Harry Whitaker, a student of Vicky Fromkin’s and my syntax teacher, more or less commanded us graduate students to join.  I stayed and got involved both because of many wonderful people whom I met through LSA (Bill Bright, Elizabeth Traugott, and Gregory Ward are among the many whose dedication to LSA inspired me) but also because I believe strongly in LSA’s mission.

Q: What in your opinion is the most important service the LSA provides to its members?

Connecting us to one another not only within but also across specialties.  Institutes play an especially important role in forging those ties early and deeply.  I myself was a latecomer to the LSA Institute scene for family reasons but was well introduced to this wonderful linguistics tradition at the exceptionally stimulating Institute organized by Ivan Sag at Stanford in 1987.  Ivan's recent death leaves a huge hole, not only in the lives of his many good friends and colleagues but in the profession generally and the LSA particularly.  It is fitting indeed that there is now an Ivan Sag Institute Fund for student support at Institutes, a cause very close to Ivan's heart.

Q: To the field?

Representing us to the wider world.

Q: What is your current research and how did you become interested in it?

I’m working on word meanings and semantic change in sociopolitics and in our collective intellectual life. These topics have long interested me but I resisted them because they terrified me (and to some extent still do), being profoundly important and also incredibly challenging. Thinking about the interaction of language with gender and sexuality and working on those topics with Penny Eckert forced me from the relatively safe haven of formal semantics into the roiling waters of broader semantic and pragmatic inquiry.

My work on how debates over defining 'marriage' have been central in struggles over ongoing changes in marriage as a legal and cultural institution was first published in a festschrift for Larry Horn (a devoted LSA member), and I discussed this example briefly in my LSA Presidential Address of January 2007 and the subsequent 2008 Language paper, "Words in the World."  I continue work in this area, which may result in a book aimed not just at linguists but a wider general public—or may just lead to a few more papers.  

Q: What do you think is the biggest challenge facing the field of linguistics today?

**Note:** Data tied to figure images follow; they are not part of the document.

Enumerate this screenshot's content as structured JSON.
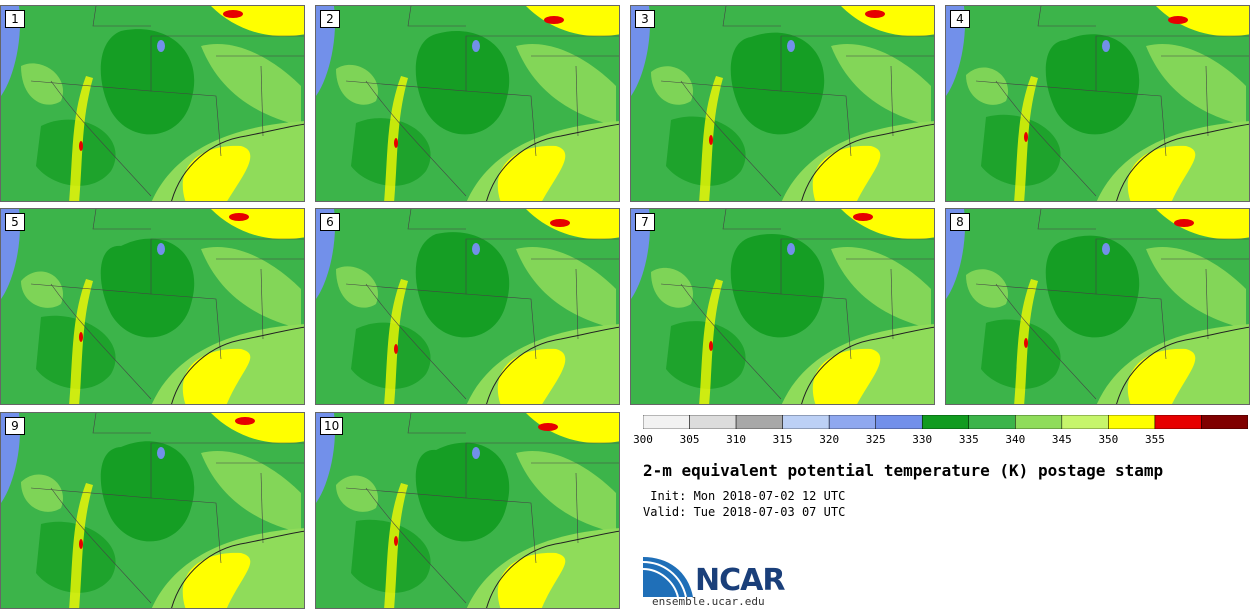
{
  "panels": [
    {
      "label": "1"
    },
    {
      "label": "2"
    },
    {
      "label": "3"
    },
    {
      "label": "4"
    },
    {
      "label": "5"
    },
    {
      "label": "6"
    },
    {
      "label": "7"
    },
    {
      "label": "8"
    },
    {
      "label": "9"
    },
    {
      "label": "10"
    }
  ],
  "colorbar": {
    "ticks": [
      "300",
      "305",
      "310",
      "315",
      "320",
      "325",
      "330",
      "335",
      "340",
      "345",
      "350",
      "355"
    ],
    "colors": [
      "#f2f2f2",
      "#dcdcdc",
      "#a8a8a8",
      "#bcd0f5",
      "#8fa8ef",
      "#7290ea",
      "#119b20",
      "#3cb44a",
      "#8fdc5a",
      "#c6f56b",
      "#ffff00",
      "#e60000",
      "#800000"
    ]
  },
  "title": "2-m equivalent potential temperature (K) postage stamp",
  "init": " Init: Mon 2018-07-02 12 UTC",
  "valid": "Valid: Tue 2018-07-03 07 UTC",
  "logo": {
    "text": "NCAR",
    "site": "ensemble.ucar.edu"
  }
}
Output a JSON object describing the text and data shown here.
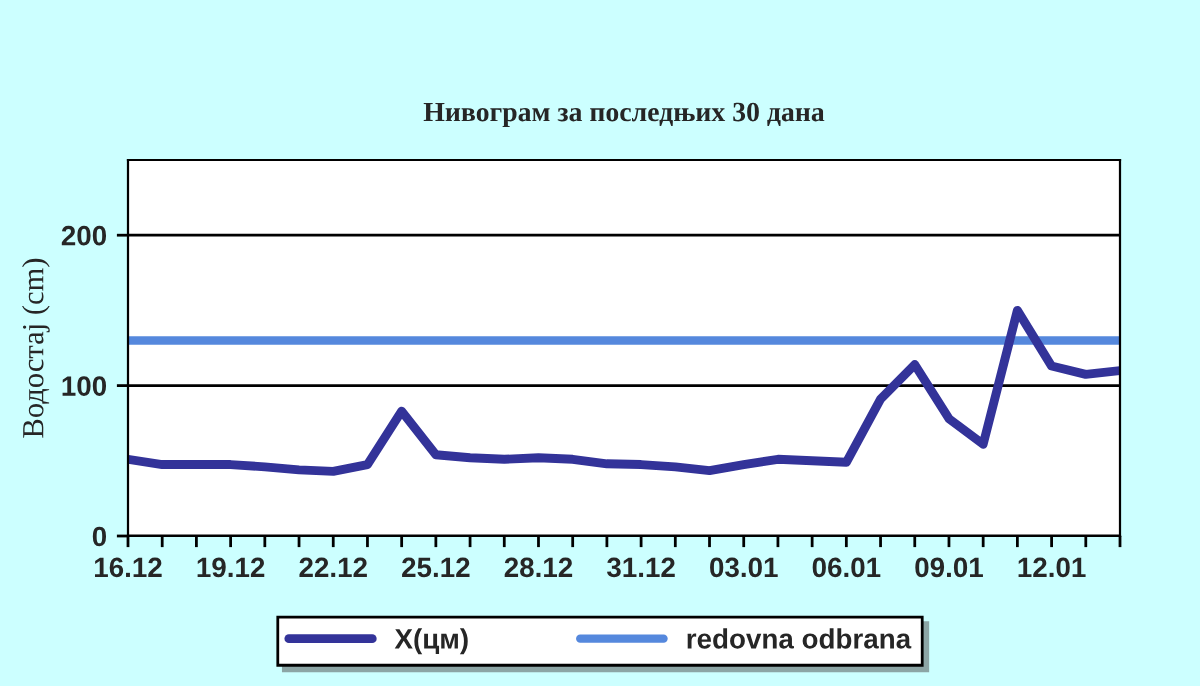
{
  "chart_data": {
    "type": "line",
    "title": "Нивограм за последњих 30 дана",
    "ylabel": "Водостај (cm)",
    "categories": [
      "16.12",
      null,
      null,
      "19.12",
      null,
      null,
      "22.12",
      null,
      null,
      "25.12",
      null,
      null,
      "28.12",
      null,
      null,
      "31.12",
      null,
      null,
      "03.01",
      null,
      null,
      "06.01",
      null,
      null,
      "09.01",
      null,
      null,
      "12.01",
      null,
      null
    ],
    "series": [
      {
        "name": "X(цм)",
        "color": "#333399",
        "values": [
          51,
          47.5,
          47.5,
          47.5,
          46,
          44,
          43,
          47.5,
          83,
          54,
          52,
          51,
          52,
          51,
          48,
          47.5,
          46,
          43.5,
          47.5,
          51,
          50,
          49,
          91,
          114,
          78,
          61,
          150,
          113,
          107.5,
          110
        ]
      }
    ],
    "ref_lines": [
      {
        "axis": "y",
        "value": 130,
        "label": "redovna odbrana",
        "color": "#5588dd"
      }
    ],
    "ylim": [
      0,
      250
    ],
    "yticks": [
      0,
      100,
      200
    ],
    "grid": "y",
    "legend": "bottom",
    "marker": "none",
    "line_style": "solid"
  }
}
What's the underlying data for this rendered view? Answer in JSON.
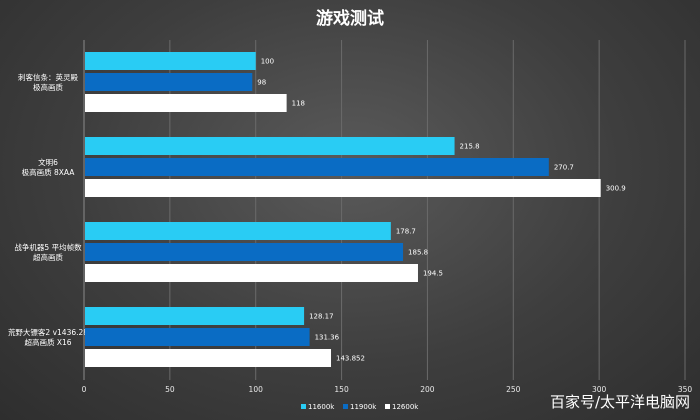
{
  "chart_data": {
    "type": "bar",
    "orientation": "horizontal",
    "title": "游戏测试",
    "categories": [
      [
        "刺客信条：英灵殿",
        "极高画质"
      ],
      [
        "文明6",
        "极高画质 8XAA"
      ],
      [
        "战争机器5 平均帧数",
        "超高画质"
      ],
      [
        "荒野大镖客2 v1436.28",
        "超高画质 X16"
      ]
    ],
    "series": [
      {
        "name": "11600k",
        "color": "#29ccf4",
        "values": [
          100,
          215.8,
          178.7,
          128.17
        ],
        "labels": [
          "100",
          "215.8",
          "178.7",
          "128.17"
        ]
      },
      {
        "name": "11900k",
        "color": "#0a6cc4",
        "values": [
          98,
          270.7,
          185.8,
          131.36
        ],
        "labels": [
          "98",
          "270.7",
          "185.8",
          "131.36"
        ]
      },
      {
        "name": "12600k",
        "color": "#ffffff",
        "values": [
          118,
          300.9,
          194.5,
          143.852
        ],
        "labels": [
          "118",
          "300.9",
          "194.5",
          "143.852"
        ]
      }
    ],
    "xlim": [
      0,
      350
    ],
    "xticks": [
      0,
      50,
      100,
      150,
      200,
      250,
      300,
      350
    ],
    "grid": true,
    "legend_position": "bottom-center"
  },
  "watermark": "百家号/太平洋电脑网"
}
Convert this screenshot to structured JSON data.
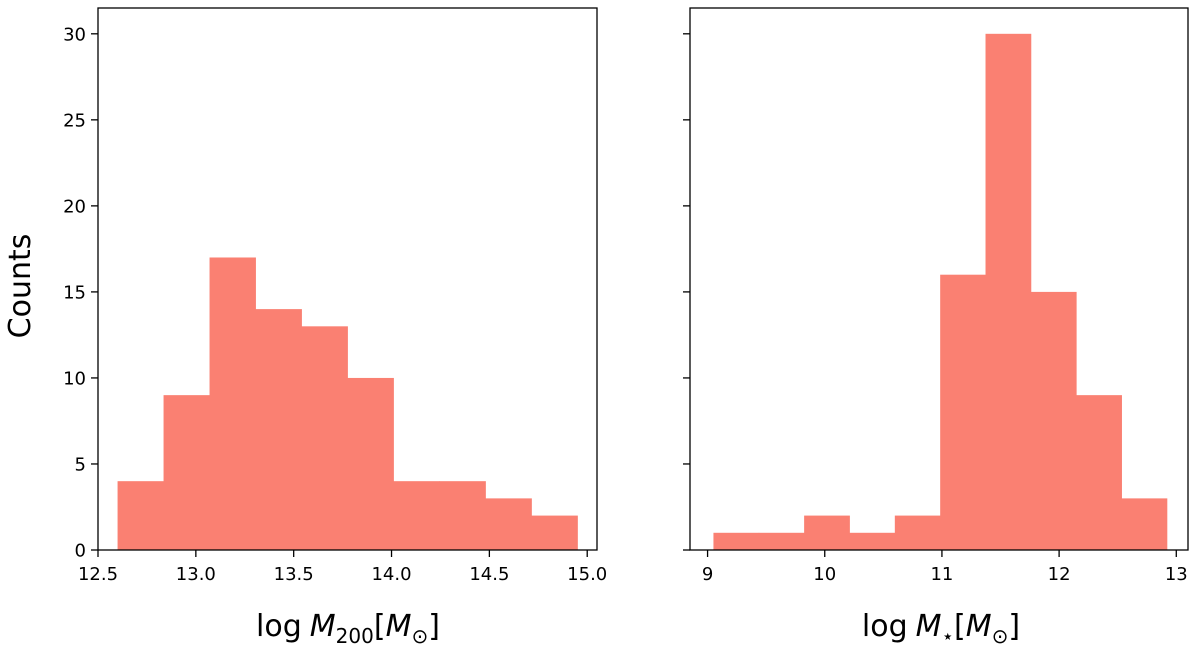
{
  "colors": {
    "bar": "#fa8072",
    "axes": "#000000",
    "background": "#ffffff"
  },
  "chart_data": [
    {
      "type": "bar",
      "title": "",
      "ylabel": "Counts",
      "xlabel_parts": {
        "prefix": "log",
        "var": "M",
        "sub": "200",
        "unit_var": "M",
        "unit_sub": "⊙"
      },
      "xlim": [
        12.5,
        15.05
      ],
      "ylim": [
        0,
        31.5
      ],
      "xticks": [
        "12.5",
        "13.0",
        "13.5",
        "14.0",
        "14.5",
        "15.0"
      ],
      "yticks": [
        "0",
        "5",
        "10",
        "15",
        "20",
        "25",
        "30"
      ],
      "bin_edges": [
        12.6,
        12.835,
        13.07,
        13.305,
        13.54,
        13.775,
        14.01,
        14.245,
        14.48,
        14.715,
        14.95
      ],
      "values": [
        4,
        9,
        17,
        14,
        13,
        10,
        4,
        4,
        3,
        2
      ]
    },
    {
      "type": "bar",
      "title": "",
      "ylabel": "",
      "xlabel_parts": {
        "prefix": "log",
        "var": "M",
        "sub": "⋆",
        "unit_var": "M",
        "unit_sub": "⊙"
      },
      "xlim": [
        8.85,
        13.1
      ],
      "ylim": [
        0,
        31.5
      ],
      "xticks": [
        "9",
        "10",
        "11",
        "12",
        "13"
      ],
      "yticks": [
        "0",
        "5",
        "10",
        "15",
        "20",
        "25",
        "30"
      ],
      "bin_edges": [
        9.05,
        9.437,
        9.824,
        10.211,
        10.598,
        10.985,
        11.372,
        11.759,
        12.146,
        12.533,
        12.92
      ],
      "values": [
        1,
        1,
        2,
        1,
        2,
        16,
        30,
        15,
        9,
        3
      ]
    }
  ]
}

Wow.  I don’t know enough to single out a single biggest challenge. There are many within the discipline—the ongoing balance of work on structure and on change and, connected to that though differently bifurcated, the balance of formal and functionally oriented work.

But an overarching concern is the long-term survival of the field. And there I think LSA has a critical role to play in getting the distinctive contributions of linguistics to the understanding of language known among non-linguists: from schoolchildren to other academics, from a wide range of the general public to policy makers.